Donnerstag, 9. Dezember 2004

Ausschreitungen bei Studenten-Demo in Wien: Versuch, ins Parlament vorzudringen

  • Zentrale der ÖVP wurde mit Eiern und Obst beworfen
  • Laut Polizeiangaben nahmen 1.300 Studenten teil

Bei der Studentendemo gegen die Uni-Novelle in Wien kam es am Donnerstag Nachmittag zu Ausschreitungen vor dem Parlament. Jugendliche versuchten, in das Parlament vorzudringen, Einsatzkräfte hinderten sie daran. Daraufhin zogen die Demonstranten zur nahe gelegenen ÖVP-Zentrale, um dort ihrem Unmut freien Lauf zu lassen und das Gebäude mit Eiern und Obst zu bewerfen.

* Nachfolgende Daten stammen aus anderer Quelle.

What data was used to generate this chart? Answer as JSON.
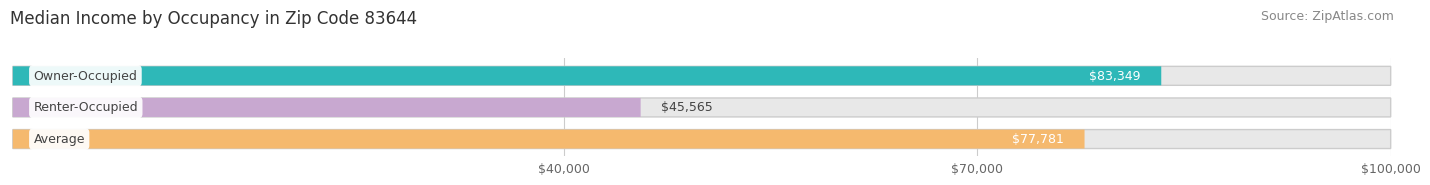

Laut Polizeiangaben protestierten 1.300 Studenten in der Wiener Innenstadt gegen die Abschaffung der Direktwahl der Bundesvertretung der Österreichischen Hochschülerschaft (ÖH) und die finanzielle Schlechterstellung dieses Gremiums. Die von der ÖH-Spitze erhoffte Teilnehmerzahl wurde damit deutlich unterschritten. Die Proteste richten sich nicht nur gegen den am Freitag erwarteten Nationalratsbeschluss zur Novelle des Hochschülerschaftsgesetzes (HSG), sondern auch ganz allgemein gegen die Politik der Regierung.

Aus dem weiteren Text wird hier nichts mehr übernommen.